JAZZ Holland to play, teach at YSU
Dave Holland had Miles Davis and Betty Carter as mentors. Now he'll play the role of mentor for a few days in Youngstown.
By DEBORA SHAULIS
ENTERTAINMENT EDITOR
Christian Dillingham says he's not rehearsing for nothing.
He and members of Youngstown State University Jazz Ensemble 1 are practicing songs from performer-composer Dave Holland's most recent Big Band CD for a concert with Holland's quintet Wednesday night in Edward W. Powers Auditorium.
It's what Dillingham has in common with Holland that may keep him off the stage.
Both are bass players. Dillingham will understand if Holland wants to perform his own compositions.
"I'm more interested in hearing him play, anyway," says Dillingham, a music performance major from Brookfield who will graduate this summer.
"He's one of the living legends of jazz music. ... He's someone who's going to be talked about in the future."
Bass, the foundation of jazz groups and the core of Dillingham's and Holland's careers, is also part of YSU history.
Before the late Tony Leonardi founded the jazz studies program in the late 1960s, he played bass with many respected musicians, including an extended tour with Big Band leader Woody Herman.
It's in Leonardi's memory that a pair of concerts -- one by Dave Holland Quintet, the other with YSU students -- will be performed next week.
Holland's arrival here also continues Leonardi's legacy of bringing upper-eschelon musicians to YSU to work with students.
"I enjoy visiting educational institutions and collaborating with students there," Holland said recently from his home in New York's Hudson Valley. A number of individual and group workshops at YSU have been planned.
The youngest participants at the International Association for Jazz Education annual conference last month in Toronto impressed Holland.
"To see some of the teenagers with these sort of bright eyes and absolute passion in their faces -- it was inspiring to me," he said.
Miles Davis' influence
Holland was barely out of his teens when he became a fixture of the London jazz scene in the late 1960s. He played first with musicians who gravitated toward the New Orleans sound, then hung around instrumentalists who were into contemporary jazz.
He was playing in a London club one night in summer 1968 when Miles Davis dropped by, heard him and invited him to join his band. Holland toured with Davis for two years and played on the "In A Silent Way" and "Bitches Brew" records.
Davis had a profound influence on Holland. "I had a chance to watch his process and to admire his wonderful focus as a player," he recalled. "Also, how to put a band together. He was thinking about a band sound and how to encourage individuality."
Holland's other mentor is vocalist Betty Carter, who he calls a "wonderful musician" who is "very helpful, very caring about the musical community."

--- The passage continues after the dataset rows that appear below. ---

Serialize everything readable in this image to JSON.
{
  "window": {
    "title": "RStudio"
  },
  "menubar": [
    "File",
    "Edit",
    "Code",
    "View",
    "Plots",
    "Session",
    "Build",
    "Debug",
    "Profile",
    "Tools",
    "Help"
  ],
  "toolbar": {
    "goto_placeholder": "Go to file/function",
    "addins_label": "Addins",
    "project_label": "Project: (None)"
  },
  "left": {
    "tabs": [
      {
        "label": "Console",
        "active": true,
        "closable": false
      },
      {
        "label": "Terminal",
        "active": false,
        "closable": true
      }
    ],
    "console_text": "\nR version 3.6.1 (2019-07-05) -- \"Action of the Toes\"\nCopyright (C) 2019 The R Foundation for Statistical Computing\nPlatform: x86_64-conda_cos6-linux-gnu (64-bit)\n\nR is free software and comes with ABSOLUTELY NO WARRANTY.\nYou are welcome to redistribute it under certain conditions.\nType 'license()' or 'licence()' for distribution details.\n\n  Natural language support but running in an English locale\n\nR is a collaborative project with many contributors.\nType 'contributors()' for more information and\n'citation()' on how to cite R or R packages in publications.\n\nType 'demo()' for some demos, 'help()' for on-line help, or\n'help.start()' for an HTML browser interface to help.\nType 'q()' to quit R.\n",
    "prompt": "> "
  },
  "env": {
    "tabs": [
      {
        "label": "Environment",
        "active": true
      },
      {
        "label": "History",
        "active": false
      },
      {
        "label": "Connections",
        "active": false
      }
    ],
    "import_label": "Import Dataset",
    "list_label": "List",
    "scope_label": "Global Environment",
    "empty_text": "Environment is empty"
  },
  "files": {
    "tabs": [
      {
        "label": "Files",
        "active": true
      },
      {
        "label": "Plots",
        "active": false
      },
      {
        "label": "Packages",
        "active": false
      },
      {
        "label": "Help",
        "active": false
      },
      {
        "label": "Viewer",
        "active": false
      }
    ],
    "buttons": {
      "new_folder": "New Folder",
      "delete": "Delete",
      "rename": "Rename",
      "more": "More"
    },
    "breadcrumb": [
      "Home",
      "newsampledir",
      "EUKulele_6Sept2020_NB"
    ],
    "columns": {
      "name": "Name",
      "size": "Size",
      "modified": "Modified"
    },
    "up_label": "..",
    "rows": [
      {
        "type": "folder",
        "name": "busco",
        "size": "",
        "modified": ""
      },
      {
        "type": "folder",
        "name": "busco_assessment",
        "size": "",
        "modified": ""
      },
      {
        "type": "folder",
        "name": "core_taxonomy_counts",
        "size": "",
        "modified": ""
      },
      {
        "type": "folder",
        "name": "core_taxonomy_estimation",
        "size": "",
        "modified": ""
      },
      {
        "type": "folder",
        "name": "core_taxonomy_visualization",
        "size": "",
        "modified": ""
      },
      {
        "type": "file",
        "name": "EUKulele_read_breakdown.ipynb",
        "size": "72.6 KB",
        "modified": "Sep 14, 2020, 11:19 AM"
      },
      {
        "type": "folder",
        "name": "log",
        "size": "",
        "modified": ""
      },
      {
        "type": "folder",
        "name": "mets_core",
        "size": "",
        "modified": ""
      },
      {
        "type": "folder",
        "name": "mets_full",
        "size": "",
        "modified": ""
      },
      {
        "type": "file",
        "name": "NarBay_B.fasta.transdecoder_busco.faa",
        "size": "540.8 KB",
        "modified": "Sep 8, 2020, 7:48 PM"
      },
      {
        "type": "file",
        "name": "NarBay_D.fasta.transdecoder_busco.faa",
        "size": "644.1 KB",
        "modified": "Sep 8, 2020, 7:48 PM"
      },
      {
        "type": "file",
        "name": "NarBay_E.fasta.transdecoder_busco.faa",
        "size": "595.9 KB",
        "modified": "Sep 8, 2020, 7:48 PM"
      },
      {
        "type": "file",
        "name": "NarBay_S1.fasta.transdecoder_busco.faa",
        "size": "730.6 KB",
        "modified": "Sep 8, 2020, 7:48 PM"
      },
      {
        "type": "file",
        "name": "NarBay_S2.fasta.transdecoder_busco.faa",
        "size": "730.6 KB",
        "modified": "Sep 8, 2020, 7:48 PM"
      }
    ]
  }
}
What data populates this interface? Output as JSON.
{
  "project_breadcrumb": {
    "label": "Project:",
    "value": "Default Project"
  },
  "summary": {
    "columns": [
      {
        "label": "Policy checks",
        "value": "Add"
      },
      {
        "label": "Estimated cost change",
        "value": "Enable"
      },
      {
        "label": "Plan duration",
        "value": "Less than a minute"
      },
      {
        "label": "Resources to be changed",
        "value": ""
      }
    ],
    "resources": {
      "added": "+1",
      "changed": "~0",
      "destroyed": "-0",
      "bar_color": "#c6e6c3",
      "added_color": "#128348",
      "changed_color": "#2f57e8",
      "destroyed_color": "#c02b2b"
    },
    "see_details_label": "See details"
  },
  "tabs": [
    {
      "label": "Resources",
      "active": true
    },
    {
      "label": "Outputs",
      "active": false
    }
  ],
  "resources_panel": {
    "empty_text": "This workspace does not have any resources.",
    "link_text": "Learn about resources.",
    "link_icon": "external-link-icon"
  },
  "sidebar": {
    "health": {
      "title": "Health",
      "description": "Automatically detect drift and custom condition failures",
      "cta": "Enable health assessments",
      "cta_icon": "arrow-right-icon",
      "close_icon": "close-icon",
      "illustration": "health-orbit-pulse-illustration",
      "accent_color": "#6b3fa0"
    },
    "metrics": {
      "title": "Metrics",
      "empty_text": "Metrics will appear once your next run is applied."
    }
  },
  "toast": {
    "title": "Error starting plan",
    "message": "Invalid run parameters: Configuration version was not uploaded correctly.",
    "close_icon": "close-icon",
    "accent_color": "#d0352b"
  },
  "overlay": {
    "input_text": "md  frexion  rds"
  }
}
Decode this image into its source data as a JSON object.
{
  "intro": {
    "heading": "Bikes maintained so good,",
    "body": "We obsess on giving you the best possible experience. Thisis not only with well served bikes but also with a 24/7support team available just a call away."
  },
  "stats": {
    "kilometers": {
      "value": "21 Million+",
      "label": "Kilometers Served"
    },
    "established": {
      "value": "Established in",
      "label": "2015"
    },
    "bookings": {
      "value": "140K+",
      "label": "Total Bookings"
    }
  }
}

Unlike some of his counterparts at the Toronto conference, Holland believes there are plenty of players who are forging new paths in jazz, not merely taking the road already traveled.
"Unfortunately, the big range of creativity and talent that's in the musical community isn't always recorded and documented," he said. "I hear so much good energy and imagination, so much love for this art form."
Holland will emphasize creativity and individuality to the YSU students. "It's just a matter of encouraging it in young people. The past needs to be respected and learned from, but it's only relevant if it produces music for today."
Dillingham will be listening intently.
"For a bass player ... I mean, he completely revolutionized jazz bass playing," Dillingham said, also citing Holland's influence as a composer. "When I heard he was coming here, it was almost hard to believe."
Player's credentials
Dillingham is a member of YSU's Jazz Ensemble I, Chamber Orchestra, Symphony Orchestra and Jazz Combo. He also leads Christian Dillingham and the Modern Jazz Quintet, which will play at the "Mad About the Arts" benefit for WYSU-FM Radio and McDonough Museum of Art on Feb. 28.
Dillingham continues to rehearse Holland's songs because "It's good to get the experience," he said. Even though he's applying to graduate schools to study orchestral music, he intends "to play just as much jazz as any other music."
That's as it should be to Holland.
"I see it as one big, related subject, music, with sub categories," Holland said. Having performed with Arabic, African and other musicians of the world, he's discovered that "we learn with a different process, but the fundamentals of it are shared. So much of music is a shared language with just different syntaxes."